What are the Benefits of Blue-Green Deployments?

The blue-green pattern enables us to isolate the future state from the current state, and that's important for several reasons.

isolate potential bugs
isolate code testing
isolate performance verification, load testing
eliminate update artifacts
reinforce documentation, resilience of system

It's always wise to perform QA, automated testing and/or load testing on any system, and the safest way is on one with no real users. That isolation is great, but the latter two reasons above are the real focus.

Software updates may require managers or code-convergence tools to merge the old with the new. Linux systems, for example, may throw you into a selection screen where you have to choose whether to accept a new configuration file, keep your old one, or perform some sort of merge. Woe be the person trying to resolve a conflict via terminal in the middle of an update cycle. Even in the simplest of cases, what happens with the files in question? Do you have to add that configuration file or whatever into your code or version-control? The update itself may have generated changes.

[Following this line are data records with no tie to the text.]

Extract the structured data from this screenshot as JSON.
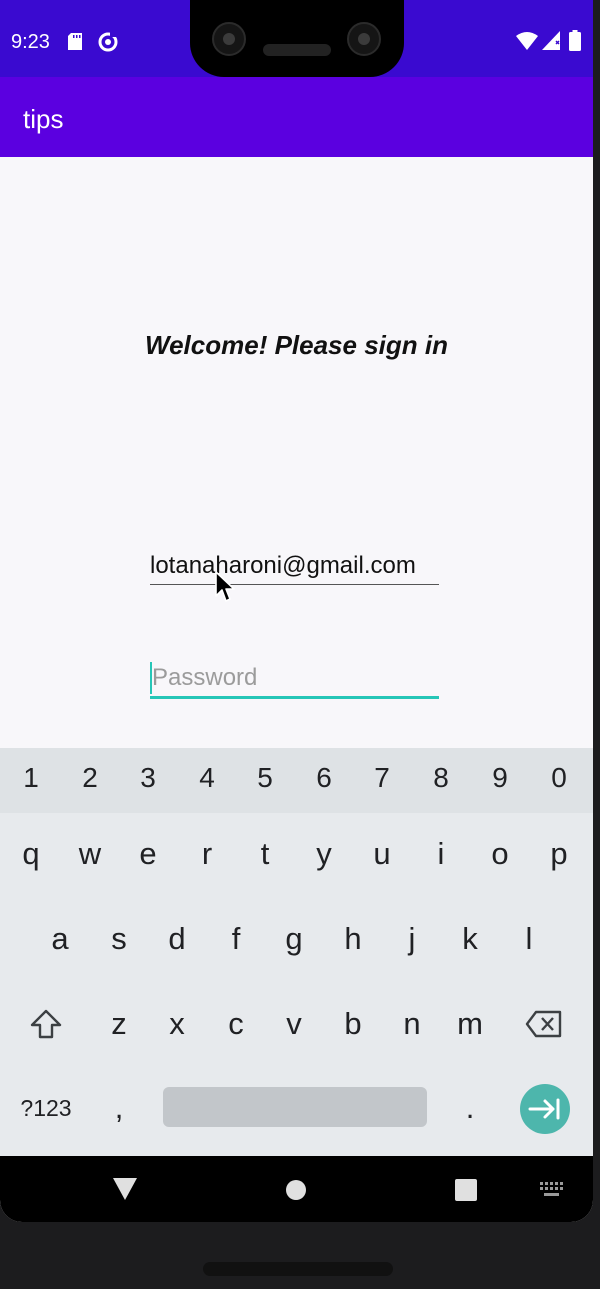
{
  "status_bar": {
    "time": "9:23",
    "background_color": "#3a0ad0",
    "icons": [
      "sd-card-icon",
      "sync-icon",
      "wifi-icon",
      "signal-icon",
      "battery-icon"
    ]
  },
  "app_bar": {
    "title": "tips",
    "background_color": "#5b00e0"
  },
  "main": {
    "welcome_text": "Welcome! Please sign in",
    "email_value": "lotanaharoni@gmail.com",
    "password_placeholder": "Password",
    "password_value": "",
    "accent_color": "#26c6b7"
  },
  "keyboard": {
    "number_row": [
      "1",
      "2",
      "3",
      "4",
      "5",
      "6",
      "7",
      "8",
      "9",
      "0"
    ],
    "row1": [
      "q",
      "w",
      "e",
      "r",
      "t",
      "y",
      "u",
      "i",
      "o",
      "p"
    ],
    "row2": [
      "a",
      "s",
      "d",
      "f",
      "g",
      "h",
      "j",
      "k",
      "l"
    ],
    "row3": [
      "z",
      "x",
      "c",
      "v",
      "b",
      "n",
      "m"
    ],
    "symbols_key": "?123",
    "comma_key": ",",
    "period_key": ".",
    "shift_icon": "shift-icon",
    "backspace_icon": "backspace-icon",
    "enter_icon": "next-arrow-icon",
    "enter_color": "#4db6ac"
  },
  "nav_bar": {
    "icons": [
      "back-icon",
      "home-icon",
      "recents-icon",
      "keyboard-switch-icon"
    ]
  }
}
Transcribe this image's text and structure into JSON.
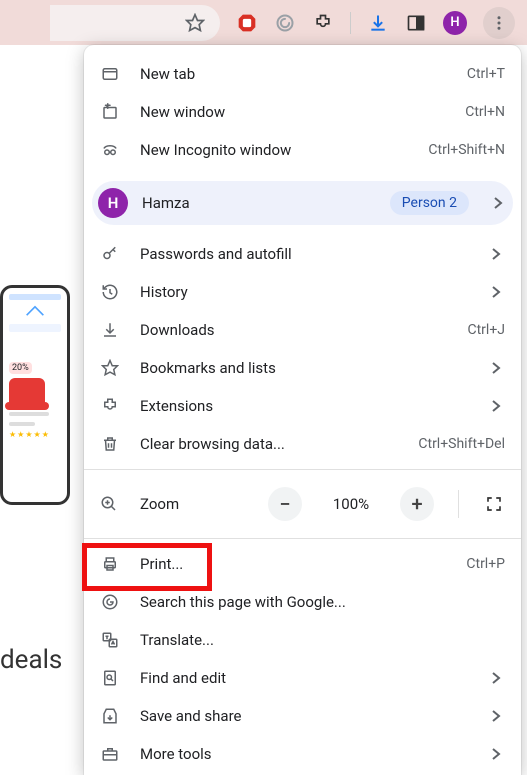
{
  "toolbar": {
    "avatar_letter": "H"
  },
  "menu": {
    "new_tab": {
      "label": "New tab",
      "shortcut": "Ctrl+T"
    },
    "new_window": {
      "label": "New window",
      "shortcut": "Ctrl+N"
    },
    "incognito": {
      "label": "New Incognito window",
      "shortcut": "Ctrl+Shift+N"
    },
    "profile": {
      "name": "Hamza",
      "badge": "Person 2",
      "avatar_letter": "H"
    },
    "passwords": {
      "label": "Passwords and autofill"
    },
    "history": {
      "label": "History"
    },
    "downloads": {
      "label": "Downloads",
      "shortcut": "Ctrl+J"
    },
    "bookmarks": {
      "label": "Bookmarks and lists"
    },
    "extensions": {
      "label": "Extensions"
    },
    "clear_data": {
      "label": "Clear browsing data...",
      "shortcut": "Ctrl+Shift+Del"
    },
    "zoom": {
      "label": "Zoom",
      "value": "100%"
    },
    "print": {
      "label": "Print...",
      "shortcut": "Ctrl+P"
    },
    "search_google": {
      "label": "Search this page with Google..."
    },
    "translate": {
      "label": "Translate..."
    },
    "find": {
      "label": "Find and edit"
    },
    "save_share": {
      "label": "Save and share"
    },
    "more_tools": {
      "label": "More tools"
    }
  },
  "page": {
    "deals_text": "deals",
    "discount_badge": "20%"
  },
  "highlight": {
    "target": "print"
  }
}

For me, the number one reason to consider blue-green deployment is the last one listed above. Can you rebuild your system? Outages can happen for various reasons: security breach, equipment failure, engineer error. Better yet, your team sees a strategic advantage to change hosting providers: are you locked in or can you jump to a new host? Finally, do we know that our development environments are an accurate mirror of production?

Building a new server helps to reinforce the system and make the entire process, and the team, more resilient. That can happen through documentation, automation, or teamwork.

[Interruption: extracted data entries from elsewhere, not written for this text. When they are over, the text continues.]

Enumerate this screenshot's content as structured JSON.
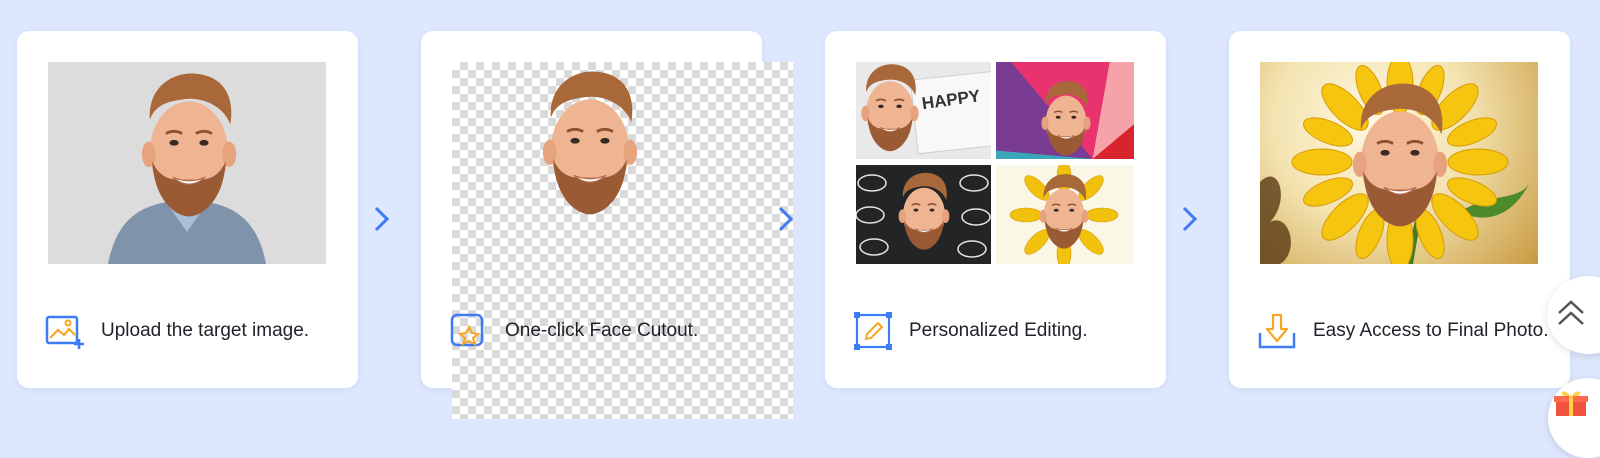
{
  "steps": [
    {
      "caption": "Upload the target image.",
      "icon": "upload-image-icon",
      "image": "portrait-photo"
    },
    {
      "caption": "One-click Face Cutout.",
      "icon": "face-cutout-icon",
      "image": "face-cutout-transparent"
    },
    {
      "caption": "Personalized Editing.",
      "icon": "edit-pencil-icon",
      "image": "edited-collage"
    },
    {
      "caption": "Easy Access to Final Photo.",
      "icon": "download-icon",
      "image": "sunflower-face-result"
    }
  ],
  "collage_note_text": "HAPPY",
  "colors": {
    "background": "#dde7fd",
    "card": "#ffffff",
    "accent_blue": "#3d7cf2",
    "accent_orange": "#f5a623",
    "text": "#20232b"
  },
  "floating": {
    "scroll_top_icon": "double-chevron-up-icon",
    "gift_icon": "gift-icon"
  }
}
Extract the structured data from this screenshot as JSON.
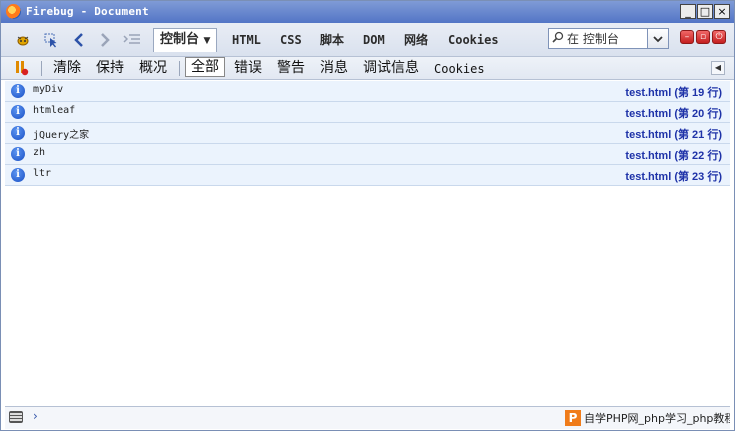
{
  "window": {
    "title": "Firebug - Document",
    "buttons": {
      "minimize": "_",
      "maximize": "□",
      "close": "×"
    }
  },
  "toolbar": {
    "panels": [
      {
        "label": "控制台",
        "selected": true
      },
      {
        "label": "HTML"
      },
      {
        "label": "CSS"
      },
      {
        "label": "脚本"
      },
      {
        "label": "DOM"
      },
      {
        "label": "网络"
      },
      {
        "label": "Cookies"
      }
    ],
    "search_text": "在 控制台",
    "icons": [
      "firebug-icon",
      "inspect-icon",
      "back-icon",
      "forward-icon",
      "command-icon"
    ]
  },
  "console_toolbar": {
    "clear": "清除",
    "persist": "保持",
    "profile": "概况",
    "filters": [
      "全部",
      "错误",
      "警告",
      "消息",
      "调试信息",
      "Cookies"
    ],
    "selected_filter": "全部"
  },
  "log": [
    {
      "message": "myDiv",
      "source": "test.html (第 19 行)"
    },
    {
      "message": "htmleaf",
      "source": "test.html (第 20 行)"
    },
    {
      "message": "jQuery之家",
      "source": "test.html (第 21 行)"
    },
    {
      "message": "zh",
      "source": "test.html (第 22 行)"
    },
    {
      "message": "ltr",
      "source": "test.html (第 23 行)"
    }
  ],
  "command_line": {
    "prompt": "›"
  },
  "watermark": {
    "logo": "P",
    "text": "自学PHP网_php学习_php教程"
  }
}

If the deployment process is a manual one, then proper documentation will guide you through it. Checklists are a great way to capture the steps involved, and in some cases the reasoning behind decisions. Run into a hole in the checklist? You've just discovered a new opportunity to refine the docs! Find a spot where it's unclear why we select option A, and not B? That's another potential improvement we can make! This type of documentation is best when we constantly review it, to ensure it's up-to-date, accurate and complete.

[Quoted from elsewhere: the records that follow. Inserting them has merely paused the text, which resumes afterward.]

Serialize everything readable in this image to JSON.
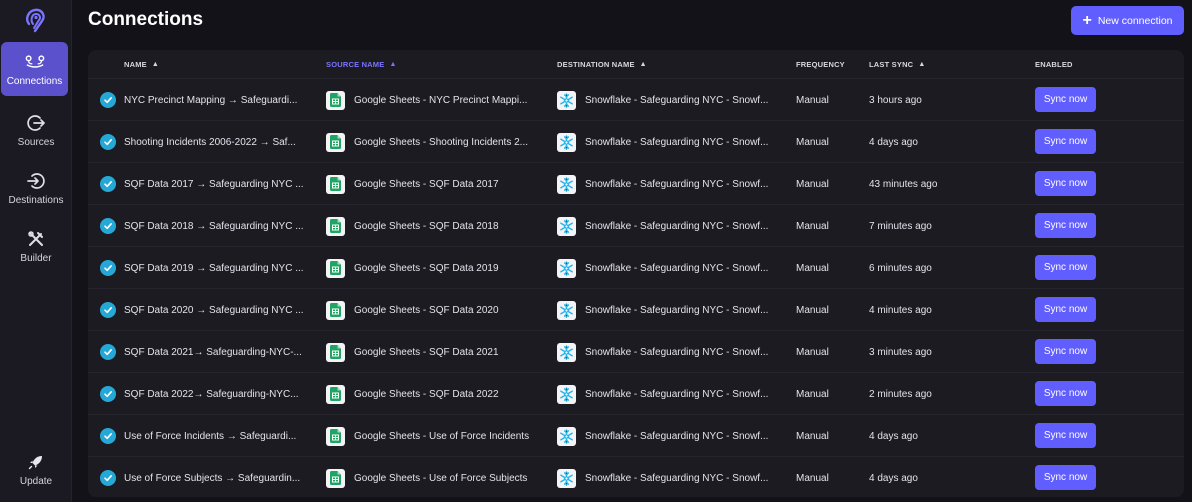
{
  "app": {
    "page_title": "Connections",
    "new_connection_label": "New connection",
    "accent_color": "#615eff",
    "active_nav_color": "#5b51cc"
  },
  "sidebar": {
    "items": [
      {
        "label": "Connections",
        "icon": "connections-icon"
      },
      {
        "label": "Sources",
        "icon": "sources-icon"
      },
      {
        "label": "Destinations",
        "icon": "destinations-icon"
      },
      {
        "label": "Builder",
        "icon": "builder-icon"
      },
      {
        "label": "Update",
        "icon": "rocket-icon"
      }
    ]
  },
  "table": {
    "headers": {
      "name": "NAME",
      "source": "SOURCE NAME",
      "destination": "DESTINATION NAME",
      "frequency": "FREQUENCY",
      "last_sync": "LAST SYNC",
      "enabled": "ENABLED"
    },
    "sort_arrow": "▲",
    "rows": [
      {
        "name": "NYC Precinct Mapping → Safeguardi...",
        "source": "Google Sheets - NYC Precinct Mappi...",
        "destination": "Snowflake - Safeguarding NYC - Snowf...",
        "frequency": "Manual",
        "last_sync": "3 hours ago",
        "action": "Sync now"
      },
      {
        "name": "Shooting Incidents 2006-2022 → Saf...",
        "source": "Google Sheets - Shooting Incidents 2...",
        "destination": "Snowflake - Safeguarding NYC - Snowf...",
        "frequency": "Manual",
        "last_sync": "4 days ago",
        "action": "Sync now"
      },
      {
        "name": "SQF Data 2017 → Safeguarding NYC ...",
        "source": "Google Sheets - SQF Data 2017",
        "destination": "Snowflake - Safeguarding NYC - Snowf...",
        "frequency": "Manual",
        "last_sync": "43 minutes ago",
        "action": "Sync now"
      },
      {
        "name": "SQF Data 2018 → Safeguarding NYC ...",
        "source": "Google Sheets - SQF Data 2018",
        "destination": "Snowflake - Safeguarding NYC - Snowf...",
        "frequency": "Manual",
        "last_sync": "7 minutes ago",
        "action": "Sync now"
      },
      {
        "name": "SQF Data 2019 → Safeguarding NYC ...",
        "source": "Google Sheets - SQF Data 2019",
        "destination": "Snowflake - Safeguarding NYC - Snowf...",
        "frequency": "Manual",
        "last_sync": "6 minutes ago",
        "action": "Sync now"
      },
      {
        "name": "SQF Data 2020 → Safeguarding NYC ...",
        "source": "Google Sheets - SQF Data 2020",
        "destination": "Snowflake - Safeguarding NYC - Snowf...",
        "frequency": "Manual",
        "last_sync": "4 minutes ago",
        "action": "Sync now"
      },
      {
        "name": "SQF Data 2021→ Safeguarding-NYC-...",
        "source": "Google Sheets - SQF Data 2021",
        "destination": "Snowflake - Safeguarding NYC - Snowf...",
        "frequency": "Manual",
        "last_sync": "3 minutes ago",
        "action": "Sync now"
      },
      {
        "name": "SQF Data 2022→ Safeguarding-NYC...",
        "source": "Google Sheets - SQF Data 2022",
        "destination": "Snowflake - Safeguarding NYC - Snowf...",
        "frequency": "Manual",
        "last_sync": "2 minutes ago",
        "action": "Sync now"
      },
      {
        "name": "Use of Force Incidents → Safeguardi...",
        "source": "Google Sheets - Use of Force Incidents",
        "destination": "Snowflake - Safeguarding NYC - Snowf...",
        "frequency": "Manual",
        "last_sync": "4 days ago",
        "action": "Sync now"
      },
      {
        "name": "Use of Force Subjects → Safeguardin...",
        "source": "Google Sheets - Use of Force Subjects",
        "destination": "Snowflake - Safeguarding NYC - Snowf...",
        "frequency": "Manual",
        "last_sync": "4 days ago",
        "action": "Sync now"
      }
    ]
  }
}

Automation tools like Ansible, Chef, Puppet and others, can manage most if not all of the deployment tasks as well. These scripts represent their own form of documentation. Want to build a development server for a new dev? You don't need to figure out how to run the Ansible playbook on a local machine, just step through the script and repeat the commands by hand.

Finally, teams exist to share knowledge, responsibility and success. Deploying servers as a team can be a great opportunity for each member of the team to play a role and showcase their skills. Devops can deploy the new environment. "Wow that was fast." Developers can verify the new feature being deployed. "Excellent new tool." QAs can run through their testing routine. "That is really thorough." Ultimately, no one person should be responsible for all of this knowledge. Deploying as a team exposes all the members to the roles we play, and offers the chance for someone to ask a question, learn, refine the process, exchange ideas.

Cost

So by now, you should be saying, "Yes I want to do this. But ... two sets of servers? So I'm paying double?!"

This is true, you will need two systems. But only for as long as the deployment requires. Couple hours. Day or two. A week. All of the major hosting providers are moving to pay-by-the-hour models. So we pay for only what we use.

In the end, I think the peace of mind is worth it.